Five emerging technologies for prisons wanting to become safer and more efficient.

The UK Government is carrying out the biggest prison-building initiative in a century and has pledged to invest £100m through the Security Investment Programme. The Prison Strategy White Paper highlights the role emerging technologies should play in the prison service’s future.

Based on this vision, here are just some advantages that the latest security and surveillance technologies offer prisons wanting to become safer and more efficient.

1. Enhanced gate and perimeter security

As technology evolves, so do the attempts to breach prison walls. Drones are a particularly popular method for smuggling banned items.

Perimeter detection systems that integrate thermal cameras, movement sensors, access control and mapping help tackle this challenge. It is even possible to create ‘air perimeters’ with virtual tripwires. Prisons may also use drones as part of their perimeter patrols.

2. Scanners

Body scanners are routinely and effectively used in prisons, as well as other high-risk sites. More recently, technology has advanced beyond standard metal detectors to full body scanners, which give an accurate picture of any concealments. Ideal for prison entrances and exits for non-invasive visitor screening but also for inmate checks.

3. Fire evacuation

Alarms should be integrated with access control to help manage fire containment and evacuation routes. But they can also trigger emergency lighting, pre-recorded announcements, and on-screen instructions for surveillance teams accompanied by live camera footage of the fire’s location. This allows alerts to be verified and for appropriate guidance to be issued to prisoners, staff and first responders via integrated comms.

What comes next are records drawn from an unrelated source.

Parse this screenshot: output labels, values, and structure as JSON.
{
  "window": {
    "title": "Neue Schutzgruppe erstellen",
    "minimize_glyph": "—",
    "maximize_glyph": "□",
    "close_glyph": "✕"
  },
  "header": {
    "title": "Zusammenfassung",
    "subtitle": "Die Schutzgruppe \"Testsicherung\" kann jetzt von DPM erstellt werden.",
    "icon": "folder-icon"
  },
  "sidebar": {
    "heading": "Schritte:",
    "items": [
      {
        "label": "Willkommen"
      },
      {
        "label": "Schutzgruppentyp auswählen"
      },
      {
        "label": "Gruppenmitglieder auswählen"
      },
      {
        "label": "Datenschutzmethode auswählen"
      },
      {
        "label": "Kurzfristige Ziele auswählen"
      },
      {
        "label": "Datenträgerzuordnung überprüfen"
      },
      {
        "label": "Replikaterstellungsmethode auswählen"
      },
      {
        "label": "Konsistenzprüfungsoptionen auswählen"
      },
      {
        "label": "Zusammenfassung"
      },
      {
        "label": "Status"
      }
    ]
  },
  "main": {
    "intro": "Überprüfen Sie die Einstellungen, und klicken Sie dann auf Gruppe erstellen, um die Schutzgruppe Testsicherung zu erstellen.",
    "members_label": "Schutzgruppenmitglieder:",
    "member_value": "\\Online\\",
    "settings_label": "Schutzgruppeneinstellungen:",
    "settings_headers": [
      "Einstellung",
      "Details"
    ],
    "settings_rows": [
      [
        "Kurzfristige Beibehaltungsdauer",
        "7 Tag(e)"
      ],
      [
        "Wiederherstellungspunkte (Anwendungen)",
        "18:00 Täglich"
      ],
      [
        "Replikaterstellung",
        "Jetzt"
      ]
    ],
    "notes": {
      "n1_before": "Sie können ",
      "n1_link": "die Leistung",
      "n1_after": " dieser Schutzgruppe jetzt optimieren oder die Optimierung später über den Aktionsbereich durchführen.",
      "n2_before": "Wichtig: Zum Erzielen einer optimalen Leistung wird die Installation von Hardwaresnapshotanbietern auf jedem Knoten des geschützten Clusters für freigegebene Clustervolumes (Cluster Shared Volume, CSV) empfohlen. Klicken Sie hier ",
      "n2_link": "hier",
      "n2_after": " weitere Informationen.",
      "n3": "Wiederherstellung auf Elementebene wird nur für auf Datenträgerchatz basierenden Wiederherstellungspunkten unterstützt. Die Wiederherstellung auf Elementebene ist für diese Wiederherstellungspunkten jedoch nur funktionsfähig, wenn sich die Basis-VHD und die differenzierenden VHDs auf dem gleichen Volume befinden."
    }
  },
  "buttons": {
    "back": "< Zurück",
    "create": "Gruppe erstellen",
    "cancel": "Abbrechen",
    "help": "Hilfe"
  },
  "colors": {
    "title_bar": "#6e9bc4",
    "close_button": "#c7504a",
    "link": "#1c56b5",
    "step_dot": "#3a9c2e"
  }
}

4. Staff and inmate monitoring

With technologies such as RFID tags, video analytics, personal radios, body-worn cameras, man-down sensors, mapping and access control data, prisons can identify the status and location of staff at all times. Similar technology can also be used to monitor inmate movement between zones. Paired with surveillance footage, the right support is dispatched swiftly in relation to any safety or security incident.

5. Automated procedures

Technology can automate a wide range of key procedures – from cell searches to security checks for visiting hours. This alleviates staff pressure and can prevent unnecessary guard/inmate friction. Video analytics and workflow solutions are a particularly powerful combination for automation, as they link anomaly detection (from objects to behaviour) with action – for example the automatic dispatching of guards when a group of inmates in a specific area exceeds a certain number.

Making this happen

How do you combine all these technologies and processes to ensure that staff and the relevant authorities have access to accurate information when needed?

With the right command and control surveillance and operational management solution. One that supports integrating new and existing third-party technologies and interoperability between connected systems. This provides prison-wide real-time intelligence and the means to take efficient action – whether manual or automated. It also means prisons can flexibly scale their solution, integrating technologies to meet specific needs at a pace and budget to suit each case.